For most of the past year, asbestos has not been a problem schools could leave in the walls and forget. It arrived in the sandpit. From late 2025, coloured and “rainbow” play sand sold to schools and early learning services was found to contain the naturally occurring asbestos tremolite triggering product recalls and a scramble of testing, closures and clean-ups. Around two dozen schools shut their gates at least briefly; close to 170 sought advice from the Ministry of Education. It was an unusually public reminder of a risk that sits in a large share of the country’s classrooms.
The sand saga was costly as well as alarming. The Ministry told schools and centres that, legally, the responsibility for funding removal and make-good sat with them. It later set up a support scheme, with around $8 million available for costs that insurers would not cover, and has so far approved about $1.4 million in one-off grants to 65 schools. Not everyone was covered: of 127 schools that applied, roughly half were turned down, many because they were seeking reimbursement for asbestos testing, which the grants did not fund. Individual bills ran from a few thousand dollars to more than $100,000, with one school facing an estimated $350,000. The episode was specific to a contaminated consumer product, but it exposed how quickly an asbestos incident can consume a school’s time, money and goodwill.

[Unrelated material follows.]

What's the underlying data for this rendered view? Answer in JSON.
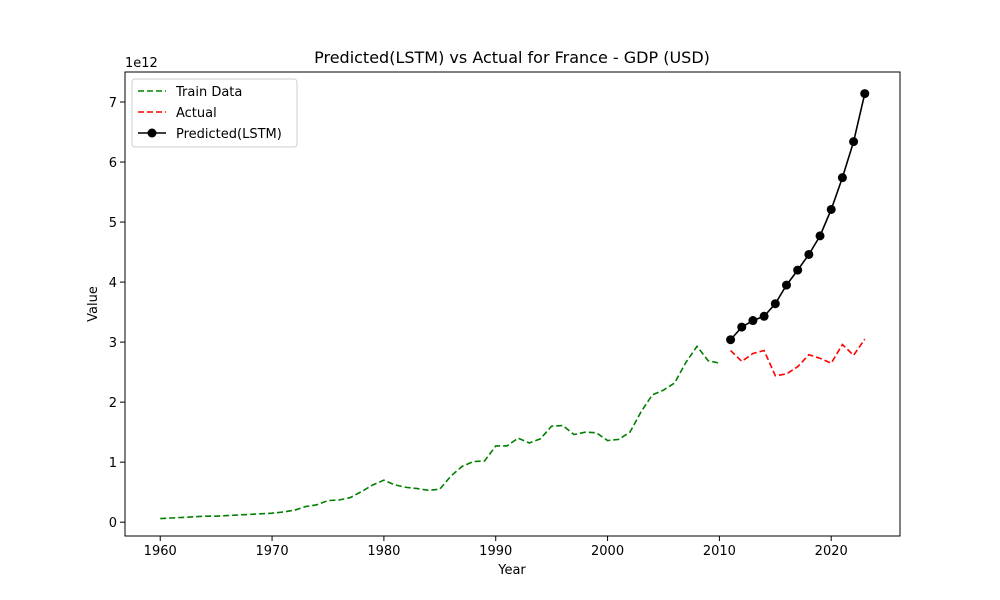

The reason asbestos keeps surfacing is structural. The Ministry’s property portfolio runs to more than 16,000 buildings and around 36,500 teaching spaces, and roughly a third of it is over 50 years old. Many buildings constructed before the 1990s contain asbestos materials, which are safe while undisturbed but hazardous when broken, drilled or disturbed during maintenance, refurbishment or demolition. That is why every school is required to hold an asbestos management plan identifying where the material is and how it will be handled. Education Minister Erica Stanford has framed the wider push in plain terms, that the portfolio must be managed so students can learn in environments that are “safe, warm and dry.”
Not everything is tightening in the same direction, and that has unsettled some in the field. As schools move to accredited-only suppliers, WorkSafe has been reworking the national rules for everyone else. New good-practice guidance for surveyors, removalists and assessors was published in April 2026, but the 2016 approved code of practice — a stronger, more enforceable instrument — is being retained for now, with any conversion of the new guidance into codes deferred until after health-and-safety law reforms, likely in late 2026 or 2027.
Workplace Relations and Safety Minister Brooke van Velden has said asbestos is “different,” and that industry feedback favoured guidelines over rigid codes. Experts are wary. The New Zealand
Demolition and Asbestos Association’s president, Helina Stil, has warned against a “watered-down system,” arguing communities need the assurance a code provides. The Council of Trade Unions has pointed to the stakes: around 220 New Zealanders die of asbestos-related disease each year, making it one of the country’s biggest workplace killers. The concern is the mixed message; stricter rules inside the school gate, more flexible ones beyond it.
It’s worth remembering why asbestos commands this level of care, because the answer is what makes a management plan more than paperwork. Asbestos is dangerous precisely because it is patient. Its fibres cause disease, including mesothelioma, an aggressive and incurable cancer of the lung lining, but the gap between breathing them in and falling ill can stretch across decades. There’s no early warning and no safe, visible threshold; by the time harm shows, the exposure that caused it is long past. That is why the figure the Council of Trade Unions cites, around 220 New Zealanders dying of asbestos-related disease each year, reflects working conditions from a generation ago, not today’s, and why the toll is expected to run on for years yet.
The people most often at risk are not pupils in a classroom but the adults who disturb the fabric of the building, caretakers drilling a wall, a contractor lifting old flooring, a tradesperson cutting into a ceiling during a holiday refurbishment. Children are not exempt from this, but their everyday classroom use rarely disturbs the building’s structure. The exposures that matter happen during maintenance, refurbishment and demolition, which is why those moments are so tightly governed. It is also why asbestos is treated differently from hazards that announce themselves. A frayed cord or a wet floor can be seen and fixed; an asbestos fibre cannot. The protection has to be built in advance, through records and trained removalists, because there is no second chance to react once the dust is in the air.
For principals, the year’s lesson is less about panic than about preparation. Three moves are worth making this term. First, pull out the asbestos management plan and check it is current, accurate and known to the people who need it: caretakers, contractors, the board. Second, use the Ministry’s accredited supplier list for any asbestos work; since April it’s mandatory, and it takes the job of vetting contractors off the school’s plate. Third, treat asbestos as a budget and insurance question as much as a safety one: the sand episode showed schools can be left legally liable for costs, and that support, where it exists, is partial. None of this makes asbestos go away, it sits in too many buildings for that. But a school that knows where its asbestos is, uses accredited people to deal with it, and has read the fine print on who pays is in a far stronger position than one learning all three the hard way.